Begin Business Tax Cuts, PAR Urges
Instead of spending $16 million next year on slush fund projects, the state could begin phasing out the sales tax on manufacturing machinery and equipment (MM&E) and the corporate franchise tax on borrowed capital. PAR recommended removing these two impediments to economic development based on its 1994 and 2002 studies of corporate tax burden comparisons in the southern states.
The new administration favors eliminating these business taxes but wants to delay until fiscal year 2005-06 so it can plan for the resulting loss in revenue. At the same time, the urban and rural slush funds would be budgeted at $16 million, if the temporary sales taxes on business utilities were renewed. The administration proposes to use the slush funds more effectively to leverage other public and private funding.
The slush funds would be used for a variety of small projects scattered across the state. The governor’s ability to allocate these funds to various legislative districts is of no small political value. The question is whether the economic development value of these projects would rival the value of the state being able to announce the phase out of taxes that have long been considered impediments to attracting and growing business in Louisiana.
The phase out of the two taxes could begin next year with a 10% reduction at a cost to the state of about $16 million–the same amount budgeted for the urban and rural slush funds. This would allow the state to announce its commitment to improving its business climate and begin a phase-out that could be accomplished within the next five or six years. The $16 million first-year reduction would be less than one-tenth of one percent of the proposed $17 billion budget.

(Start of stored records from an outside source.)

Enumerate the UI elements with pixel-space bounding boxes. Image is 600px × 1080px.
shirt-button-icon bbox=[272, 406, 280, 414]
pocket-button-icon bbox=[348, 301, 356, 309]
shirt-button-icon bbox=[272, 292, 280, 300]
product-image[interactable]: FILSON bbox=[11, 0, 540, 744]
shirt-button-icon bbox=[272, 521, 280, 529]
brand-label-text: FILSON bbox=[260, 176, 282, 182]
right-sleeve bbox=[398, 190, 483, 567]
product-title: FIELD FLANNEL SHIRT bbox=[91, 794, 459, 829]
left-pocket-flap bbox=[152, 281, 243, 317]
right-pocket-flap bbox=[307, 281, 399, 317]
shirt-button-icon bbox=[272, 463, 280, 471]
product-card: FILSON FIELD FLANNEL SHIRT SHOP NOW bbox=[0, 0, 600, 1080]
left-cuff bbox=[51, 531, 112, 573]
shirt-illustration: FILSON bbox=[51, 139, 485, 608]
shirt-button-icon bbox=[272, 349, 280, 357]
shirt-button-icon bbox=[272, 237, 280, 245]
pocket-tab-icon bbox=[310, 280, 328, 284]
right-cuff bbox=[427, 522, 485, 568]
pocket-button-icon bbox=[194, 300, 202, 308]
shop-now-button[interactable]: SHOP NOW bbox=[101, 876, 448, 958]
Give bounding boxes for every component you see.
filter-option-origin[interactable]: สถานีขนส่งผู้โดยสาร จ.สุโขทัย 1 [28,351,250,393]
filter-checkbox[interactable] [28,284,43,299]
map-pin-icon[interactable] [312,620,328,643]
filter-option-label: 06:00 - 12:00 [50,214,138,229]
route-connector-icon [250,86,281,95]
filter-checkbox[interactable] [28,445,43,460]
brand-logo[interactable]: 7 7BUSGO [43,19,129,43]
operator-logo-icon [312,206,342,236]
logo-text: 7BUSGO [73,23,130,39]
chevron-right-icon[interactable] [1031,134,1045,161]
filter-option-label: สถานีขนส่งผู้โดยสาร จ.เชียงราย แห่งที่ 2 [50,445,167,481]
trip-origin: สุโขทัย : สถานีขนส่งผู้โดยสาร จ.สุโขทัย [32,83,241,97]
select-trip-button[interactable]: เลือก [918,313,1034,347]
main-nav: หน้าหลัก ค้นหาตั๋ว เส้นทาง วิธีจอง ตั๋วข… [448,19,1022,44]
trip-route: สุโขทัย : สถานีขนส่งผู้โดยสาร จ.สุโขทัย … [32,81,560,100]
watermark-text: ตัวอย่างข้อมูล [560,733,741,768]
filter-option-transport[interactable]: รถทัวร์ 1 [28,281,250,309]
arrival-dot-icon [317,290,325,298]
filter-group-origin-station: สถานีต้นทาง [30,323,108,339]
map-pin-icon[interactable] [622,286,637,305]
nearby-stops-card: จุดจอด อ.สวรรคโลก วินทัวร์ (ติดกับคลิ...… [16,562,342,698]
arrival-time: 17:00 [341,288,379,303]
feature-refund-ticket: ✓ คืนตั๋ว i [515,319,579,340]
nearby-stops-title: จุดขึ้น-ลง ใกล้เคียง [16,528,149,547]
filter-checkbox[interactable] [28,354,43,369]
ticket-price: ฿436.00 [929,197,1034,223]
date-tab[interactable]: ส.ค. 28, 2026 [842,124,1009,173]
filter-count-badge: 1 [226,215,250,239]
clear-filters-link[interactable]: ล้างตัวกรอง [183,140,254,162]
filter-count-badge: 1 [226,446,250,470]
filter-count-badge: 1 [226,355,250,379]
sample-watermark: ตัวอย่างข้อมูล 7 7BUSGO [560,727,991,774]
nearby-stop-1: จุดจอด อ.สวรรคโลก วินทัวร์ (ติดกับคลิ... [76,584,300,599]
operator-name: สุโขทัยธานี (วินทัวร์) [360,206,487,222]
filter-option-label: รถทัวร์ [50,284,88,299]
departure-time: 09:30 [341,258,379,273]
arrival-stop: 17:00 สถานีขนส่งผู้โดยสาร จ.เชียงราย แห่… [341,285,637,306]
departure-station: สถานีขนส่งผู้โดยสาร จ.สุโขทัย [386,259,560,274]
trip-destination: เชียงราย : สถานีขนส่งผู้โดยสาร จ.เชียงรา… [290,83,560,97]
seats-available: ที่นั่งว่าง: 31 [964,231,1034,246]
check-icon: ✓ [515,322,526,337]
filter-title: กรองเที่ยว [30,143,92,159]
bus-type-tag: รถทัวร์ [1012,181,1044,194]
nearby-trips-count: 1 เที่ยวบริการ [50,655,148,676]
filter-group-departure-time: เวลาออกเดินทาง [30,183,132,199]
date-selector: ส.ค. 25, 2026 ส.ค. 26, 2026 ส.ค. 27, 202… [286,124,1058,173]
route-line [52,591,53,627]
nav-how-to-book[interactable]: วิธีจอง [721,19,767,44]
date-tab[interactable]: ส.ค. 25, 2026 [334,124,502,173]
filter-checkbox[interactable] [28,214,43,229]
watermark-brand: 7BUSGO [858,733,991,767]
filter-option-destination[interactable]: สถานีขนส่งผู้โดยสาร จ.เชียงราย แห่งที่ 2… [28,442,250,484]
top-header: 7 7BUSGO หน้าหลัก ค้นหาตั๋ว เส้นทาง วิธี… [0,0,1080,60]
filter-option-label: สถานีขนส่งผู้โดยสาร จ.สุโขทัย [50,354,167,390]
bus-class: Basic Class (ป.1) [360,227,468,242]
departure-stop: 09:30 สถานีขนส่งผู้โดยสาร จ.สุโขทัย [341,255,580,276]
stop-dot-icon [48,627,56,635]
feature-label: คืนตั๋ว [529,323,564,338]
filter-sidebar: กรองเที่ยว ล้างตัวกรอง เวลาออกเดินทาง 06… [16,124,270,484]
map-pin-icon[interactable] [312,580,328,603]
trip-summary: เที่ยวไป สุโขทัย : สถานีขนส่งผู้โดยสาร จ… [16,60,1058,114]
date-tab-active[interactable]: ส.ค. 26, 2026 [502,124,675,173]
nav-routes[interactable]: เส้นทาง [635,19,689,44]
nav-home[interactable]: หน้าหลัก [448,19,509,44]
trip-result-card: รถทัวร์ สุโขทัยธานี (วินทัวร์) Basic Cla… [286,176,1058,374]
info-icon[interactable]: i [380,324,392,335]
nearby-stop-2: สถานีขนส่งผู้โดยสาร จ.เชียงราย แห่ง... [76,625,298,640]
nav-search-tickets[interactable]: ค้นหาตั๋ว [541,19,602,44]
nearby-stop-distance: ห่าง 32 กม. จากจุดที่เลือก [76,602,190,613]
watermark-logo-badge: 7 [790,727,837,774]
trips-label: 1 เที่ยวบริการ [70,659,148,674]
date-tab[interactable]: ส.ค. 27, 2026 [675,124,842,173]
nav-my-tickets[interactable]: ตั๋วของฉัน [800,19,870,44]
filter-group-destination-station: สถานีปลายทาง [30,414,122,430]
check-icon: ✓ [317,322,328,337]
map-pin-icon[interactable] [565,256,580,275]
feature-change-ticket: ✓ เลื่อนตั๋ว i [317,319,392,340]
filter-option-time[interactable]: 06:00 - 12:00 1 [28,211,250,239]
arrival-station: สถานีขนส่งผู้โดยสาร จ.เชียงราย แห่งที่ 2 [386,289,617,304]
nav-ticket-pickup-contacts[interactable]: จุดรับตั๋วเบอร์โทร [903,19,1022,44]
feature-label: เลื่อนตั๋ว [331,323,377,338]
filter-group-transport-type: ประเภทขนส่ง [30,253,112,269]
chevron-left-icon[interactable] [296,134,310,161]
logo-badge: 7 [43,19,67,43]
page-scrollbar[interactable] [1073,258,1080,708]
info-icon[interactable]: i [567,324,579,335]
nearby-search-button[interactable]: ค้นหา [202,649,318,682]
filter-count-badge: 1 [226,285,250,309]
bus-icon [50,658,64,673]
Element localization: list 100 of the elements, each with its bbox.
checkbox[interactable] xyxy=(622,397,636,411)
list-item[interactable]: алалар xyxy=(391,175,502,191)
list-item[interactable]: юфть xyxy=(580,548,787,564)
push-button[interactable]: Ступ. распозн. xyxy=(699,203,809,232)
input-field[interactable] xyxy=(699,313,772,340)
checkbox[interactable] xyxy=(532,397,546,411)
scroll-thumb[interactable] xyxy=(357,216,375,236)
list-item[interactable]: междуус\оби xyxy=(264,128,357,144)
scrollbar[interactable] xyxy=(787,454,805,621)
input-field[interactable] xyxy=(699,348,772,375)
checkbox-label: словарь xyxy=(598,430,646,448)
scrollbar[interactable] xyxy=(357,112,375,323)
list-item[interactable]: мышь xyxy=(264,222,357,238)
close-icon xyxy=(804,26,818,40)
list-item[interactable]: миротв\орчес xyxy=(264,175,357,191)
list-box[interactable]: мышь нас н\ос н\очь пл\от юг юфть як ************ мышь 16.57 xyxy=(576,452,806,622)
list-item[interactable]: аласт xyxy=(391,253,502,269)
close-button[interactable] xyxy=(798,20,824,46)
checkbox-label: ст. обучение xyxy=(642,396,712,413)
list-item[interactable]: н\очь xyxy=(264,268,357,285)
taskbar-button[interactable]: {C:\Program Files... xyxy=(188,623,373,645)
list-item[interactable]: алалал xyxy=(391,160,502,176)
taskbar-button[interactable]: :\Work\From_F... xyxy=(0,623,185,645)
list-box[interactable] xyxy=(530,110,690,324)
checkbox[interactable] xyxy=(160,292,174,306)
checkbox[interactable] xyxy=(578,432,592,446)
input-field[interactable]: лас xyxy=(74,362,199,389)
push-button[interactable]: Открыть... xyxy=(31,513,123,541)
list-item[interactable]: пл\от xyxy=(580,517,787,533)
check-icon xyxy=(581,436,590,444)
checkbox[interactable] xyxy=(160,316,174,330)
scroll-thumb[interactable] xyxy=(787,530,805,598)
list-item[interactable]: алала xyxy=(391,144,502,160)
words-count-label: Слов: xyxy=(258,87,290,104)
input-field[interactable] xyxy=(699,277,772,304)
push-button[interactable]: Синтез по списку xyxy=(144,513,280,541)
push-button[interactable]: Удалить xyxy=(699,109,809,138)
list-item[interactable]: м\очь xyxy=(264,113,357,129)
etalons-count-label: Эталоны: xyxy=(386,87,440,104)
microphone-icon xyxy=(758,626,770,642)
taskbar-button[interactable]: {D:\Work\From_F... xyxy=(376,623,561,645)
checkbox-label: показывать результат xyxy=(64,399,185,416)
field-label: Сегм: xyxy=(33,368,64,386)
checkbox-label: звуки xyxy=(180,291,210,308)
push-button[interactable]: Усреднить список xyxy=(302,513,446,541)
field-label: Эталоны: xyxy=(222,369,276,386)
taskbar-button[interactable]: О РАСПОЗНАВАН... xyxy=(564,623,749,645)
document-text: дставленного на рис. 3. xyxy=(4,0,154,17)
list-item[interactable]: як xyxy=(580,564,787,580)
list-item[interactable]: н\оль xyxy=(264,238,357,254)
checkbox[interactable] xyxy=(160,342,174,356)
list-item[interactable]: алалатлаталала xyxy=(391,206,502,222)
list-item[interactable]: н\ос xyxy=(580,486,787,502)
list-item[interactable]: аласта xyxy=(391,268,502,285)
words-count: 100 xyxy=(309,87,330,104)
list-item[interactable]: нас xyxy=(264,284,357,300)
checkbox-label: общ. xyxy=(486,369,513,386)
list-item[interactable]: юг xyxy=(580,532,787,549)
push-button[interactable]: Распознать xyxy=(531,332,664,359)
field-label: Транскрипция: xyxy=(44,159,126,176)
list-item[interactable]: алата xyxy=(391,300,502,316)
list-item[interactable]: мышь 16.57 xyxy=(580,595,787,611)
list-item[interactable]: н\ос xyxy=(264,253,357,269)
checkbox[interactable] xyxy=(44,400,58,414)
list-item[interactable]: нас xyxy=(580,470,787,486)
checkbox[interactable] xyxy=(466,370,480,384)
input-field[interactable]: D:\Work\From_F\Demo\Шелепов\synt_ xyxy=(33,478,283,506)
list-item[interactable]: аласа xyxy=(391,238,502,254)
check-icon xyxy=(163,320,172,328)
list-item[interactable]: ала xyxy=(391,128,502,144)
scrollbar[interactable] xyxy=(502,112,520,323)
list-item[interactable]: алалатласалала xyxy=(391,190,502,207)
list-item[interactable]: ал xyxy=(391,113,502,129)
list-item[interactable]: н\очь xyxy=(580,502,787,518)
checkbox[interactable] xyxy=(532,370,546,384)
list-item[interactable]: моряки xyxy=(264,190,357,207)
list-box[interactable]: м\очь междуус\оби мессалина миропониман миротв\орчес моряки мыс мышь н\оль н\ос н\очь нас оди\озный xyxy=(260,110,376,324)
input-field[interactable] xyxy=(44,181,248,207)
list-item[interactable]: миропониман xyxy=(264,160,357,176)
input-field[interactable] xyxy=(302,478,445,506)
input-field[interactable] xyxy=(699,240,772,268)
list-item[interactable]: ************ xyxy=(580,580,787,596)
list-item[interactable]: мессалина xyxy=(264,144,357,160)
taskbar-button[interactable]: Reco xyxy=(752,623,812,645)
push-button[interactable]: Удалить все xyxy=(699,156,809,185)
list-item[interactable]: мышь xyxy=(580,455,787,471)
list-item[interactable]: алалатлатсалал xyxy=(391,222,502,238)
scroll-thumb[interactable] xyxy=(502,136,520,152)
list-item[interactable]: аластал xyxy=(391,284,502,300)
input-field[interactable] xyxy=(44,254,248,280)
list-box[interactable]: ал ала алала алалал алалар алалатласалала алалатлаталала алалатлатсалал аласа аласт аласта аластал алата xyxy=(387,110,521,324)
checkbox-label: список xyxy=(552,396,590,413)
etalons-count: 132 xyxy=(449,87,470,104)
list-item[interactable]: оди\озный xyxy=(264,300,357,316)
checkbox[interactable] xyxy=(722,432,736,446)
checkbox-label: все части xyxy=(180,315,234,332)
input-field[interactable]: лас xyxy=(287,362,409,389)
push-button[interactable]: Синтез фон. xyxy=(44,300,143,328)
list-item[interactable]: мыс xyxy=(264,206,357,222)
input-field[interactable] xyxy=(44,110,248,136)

Fully implemented, the two tax changes, with a narrowly defined MM&E, would result in a total tax reduction of about $160 million a year. An economic analysis of the tax proposals by the Legislative Fiscal Office suggests that the direct impact would not be a very large factor in a state economy where the state gross product is roughly $160 billion. However, the major impact of the changes would be to improve the image of Louisiana as a place to do business. In this sense, the state would get more mileage out of the tax phase-out than it would from a number of relatively small urban and rural slush fund projects.